Pur ambientando il suo film in Toscana, Paolo Virzì non inserisce Pisa tra le location del film. Eppure la menziona nella tragica sequenza all’interno dell’Ospedale psichiatrico giudiziario associandola alla terapia elettroconvulsivante, a cui volge uno sguardo critico. Quanto questa fama danneggia il vostro lavoro? Se esistono pregiudizi sui malati psichiatrici ne esistono numerosi anche sulla psichiatria. Come sfatare questo immaginario?

«Pisa è conosciuta come uno dei centri della psichiatria “organicista”. Questo termine per me non ha significato, semmai mi lascia perplesso che esista una psichiatria che non considera i cervelli come tali. Detto questo, tra i meriti di Pisa c’è anche quello di essere uno dei centri in cui si può praticare la terapia elettroconvulsivante. Questa è ancora oggi tra le terapie più efficaci e molto poco distribuita sul territorio. Un altro argomento sono gli eccessi farmacologici, ma anche qui c’è da chiarire che invece l’abuso farmacologico più diffuso è l’impiego massiccio di neurolettici e ansiolitici per supplire alla carenza di strutture di ricovero a lungo termine, o facilitare la dimissione dai reparti perché così vogliono le esigenze aziendali. Non sono limiti, questi, determinati da una visione organicistica della psichiatria, semmai dal suo opposto, e cioè dalla pretesa che il malato si adegui all’ideologia che lo vuole guarire da solo, nell’ambiente, con le buone intenzioni proprie e degli altri. Scelsi di fare lo psichiatra perché la psichiatria era impostata come una branca della medicina, convinto da una delle prime lezioni in cui il professore esordì con la diapositiva dal titolo “il cervello è l’organo della mente”. In alcune aree d’Italia non è così, e se avessi studiato in un’altra sede forse non avrei fatto questa scelta».
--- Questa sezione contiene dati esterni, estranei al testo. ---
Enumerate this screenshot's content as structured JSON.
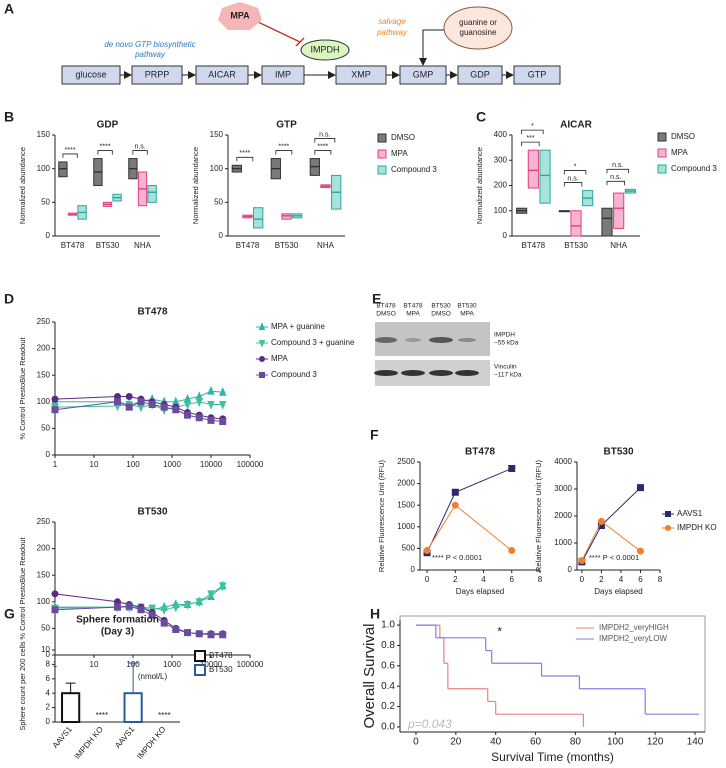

Lo stretto legame tra le due protagoniste nella loro follia si rivela di supporto per entrambe. Potrebbe essere possibile in quella realtà o l’amicizia tra due persone che soffrono di disturbi psichiatrici così invalidanti può essere altamente distruttiva?

«I rapporti umani sono più che possibili anche tra persone con gravi malattie mentali, così come queste hanno da comunicare sicuramente molto a livello umano sia ai medici che alla società. Il problema è che questo non ha, purtroppo, a che vedere con la malattia. In generale le malattie minano i rapporti, li rendono meno liberi, fanno sì che le persone facciano danni con la convinzione di fare del bene, o viceversa che sviluppino odio e rancore per idee gratuite sugli altri. Le amicizie strette in ospedale, o in comunità, appartengono alla sfera umana e personale. Non è qualcosa che si possa disegnare a tavolino come uno strumento terapeutico. Può essere una soluzione narrativa, ma quel che si riesce a raccontare bene non va scambiato per la realtà».